Выходить он не спешил, опустил стекло, закурил трубку. Он хотел понять, как держаться с Витуновыми, но неожиданно его привлек шум. Из-за низких кустов сирени, закрывающих часть газона перед домом так, чтобы не видно было, что там творится, ближе к воде, появился какой-то мужичок, спокойно толкающий перед собой машинку для стрижки травы. Это мог быть только тот служака Витуновых, о котором говорили Прорвичи. Разумеется, если они говорили правду.
Стерх присмотрелся и… должен был даже покрепче затянуться, увидев лицо этого мужчины. Просто чтобы убедиться, что не спит. Но сном это не оказалось, он знал этого типа.
Было удивительно, как некоторые люди мало меняются с годами. Минуло больше десяти лет, а этот человечек не только остался прежним, но даже как-то лучше выглядел, словно годы оказались тем проявителем, в котором лицо этого типа яснее проступило. Они познакомились, когда Стерх служил в Подольской прокуратуре, и самым страшным преступлением было не убийство, а так называемые нетрудовые доходы. И статьи по ним были ломовыми, и суды свирепствовали, как средневековая инквизиция, либо почти как сталинские тройки… Но это лишь увеличивало доход верхушки всего фарцового сообщества Москвы и городов-"спутников", как тогда говорили. Этот тип был вождем Подольских фарцовщиков, только не долго, года полтора, много – два. И чем только он не торговал, начинал, кажется, с импортных зажигалок и чешского стекла, потом перешел на "шмотье" – джинсы, женские сапоги и куртки, присборенные у пояса, которые тогда только-только появились, считались очень модными и назывались "радикулитками". Через некоторое время его отловили на оптовой продаже радиоаппаратуры не очень внятного происхождения, а потом пошли и запчасти для машин. Этого вынести уже было нельзя, по тогдашним меркам это были "слишком" серьезные деньги.
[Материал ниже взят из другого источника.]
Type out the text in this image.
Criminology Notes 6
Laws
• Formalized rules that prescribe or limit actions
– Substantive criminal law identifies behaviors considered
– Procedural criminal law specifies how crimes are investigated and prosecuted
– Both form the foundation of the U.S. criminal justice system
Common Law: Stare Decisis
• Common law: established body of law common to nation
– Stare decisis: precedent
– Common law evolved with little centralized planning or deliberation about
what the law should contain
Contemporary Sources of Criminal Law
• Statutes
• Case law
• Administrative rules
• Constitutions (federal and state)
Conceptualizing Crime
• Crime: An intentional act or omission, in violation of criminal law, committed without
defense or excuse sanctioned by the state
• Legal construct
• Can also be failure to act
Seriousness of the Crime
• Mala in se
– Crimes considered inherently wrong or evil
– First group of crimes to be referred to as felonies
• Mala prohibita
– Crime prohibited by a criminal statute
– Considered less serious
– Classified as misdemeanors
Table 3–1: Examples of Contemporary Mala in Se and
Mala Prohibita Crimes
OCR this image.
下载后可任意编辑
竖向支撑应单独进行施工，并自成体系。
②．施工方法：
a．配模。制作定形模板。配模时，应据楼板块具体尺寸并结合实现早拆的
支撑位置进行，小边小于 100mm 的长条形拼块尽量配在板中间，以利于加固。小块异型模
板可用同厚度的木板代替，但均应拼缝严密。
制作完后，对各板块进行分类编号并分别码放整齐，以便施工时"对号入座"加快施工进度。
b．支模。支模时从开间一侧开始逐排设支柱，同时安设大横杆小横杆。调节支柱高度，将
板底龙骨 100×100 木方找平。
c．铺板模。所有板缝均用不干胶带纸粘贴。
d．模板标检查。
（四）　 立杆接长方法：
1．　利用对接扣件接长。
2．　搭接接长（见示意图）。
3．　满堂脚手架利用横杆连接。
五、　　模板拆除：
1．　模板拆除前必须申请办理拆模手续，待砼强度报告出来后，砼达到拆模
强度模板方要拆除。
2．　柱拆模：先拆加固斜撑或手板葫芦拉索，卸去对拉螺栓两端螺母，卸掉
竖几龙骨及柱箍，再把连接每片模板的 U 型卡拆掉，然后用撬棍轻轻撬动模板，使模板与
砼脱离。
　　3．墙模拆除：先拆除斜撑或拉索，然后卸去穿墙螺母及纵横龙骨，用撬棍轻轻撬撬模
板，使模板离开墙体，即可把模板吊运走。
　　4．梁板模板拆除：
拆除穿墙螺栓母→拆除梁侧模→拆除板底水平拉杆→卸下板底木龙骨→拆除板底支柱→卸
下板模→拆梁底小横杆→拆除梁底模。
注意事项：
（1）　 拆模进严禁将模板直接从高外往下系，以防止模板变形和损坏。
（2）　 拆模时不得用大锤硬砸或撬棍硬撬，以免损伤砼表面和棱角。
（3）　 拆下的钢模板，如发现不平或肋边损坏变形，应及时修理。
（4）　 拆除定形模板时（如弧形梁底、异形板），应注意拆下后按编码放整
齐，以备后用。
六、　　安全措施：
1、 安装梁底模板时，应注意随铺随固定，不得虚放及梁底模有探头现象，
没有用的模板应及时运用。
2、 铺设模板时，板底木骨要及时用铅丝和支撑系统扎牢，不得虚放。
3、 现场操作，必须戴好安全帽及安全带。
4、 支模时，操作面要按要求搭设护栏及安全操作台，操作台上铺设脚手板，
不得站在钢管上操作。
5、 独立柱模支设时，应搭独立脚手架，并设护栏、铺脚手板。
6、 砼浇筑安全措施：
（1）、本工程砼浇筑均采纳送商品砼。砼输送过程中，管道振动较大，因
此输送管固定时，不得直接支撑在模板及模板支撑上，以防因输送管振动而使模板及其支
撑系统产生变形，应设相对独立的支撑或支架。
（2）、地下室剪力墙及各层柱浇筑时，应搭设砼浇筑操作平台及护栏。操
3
Его забрали и на немалый срок "отвели" на зону. Стерх потерял его из виду, впрочем, как выяснилось, из его памяти он никогда не улетучивался, только отошел на задний план.
Сейчас они встретились снова, и совсем не в тех ролях, которые расписал бы обоим Стерх еще пару лет назад. Себя в то время он явно переоценивал, а этого типа… тоже. По его предположению, если бы Стерх стал его сочинять, он был бы сейчас каким-нибудь легальным "фирмачом", с серьезной крышей, огромным количеством шлюшек и "шестерок", качающий немалые "бабки" и глотающий не то что водку литрами, а кокаин или даже "колеса" типа "экстази". Но вот оказалось, что он всего лишь шофер, садовник и тайный стукач Прорвичей. Причем лицо этого типа оставалось спокойным, словно он никогда и не мечтал заниматься чем-то более доходным, кроме как стричь траву и мыть лимузины Витуновых.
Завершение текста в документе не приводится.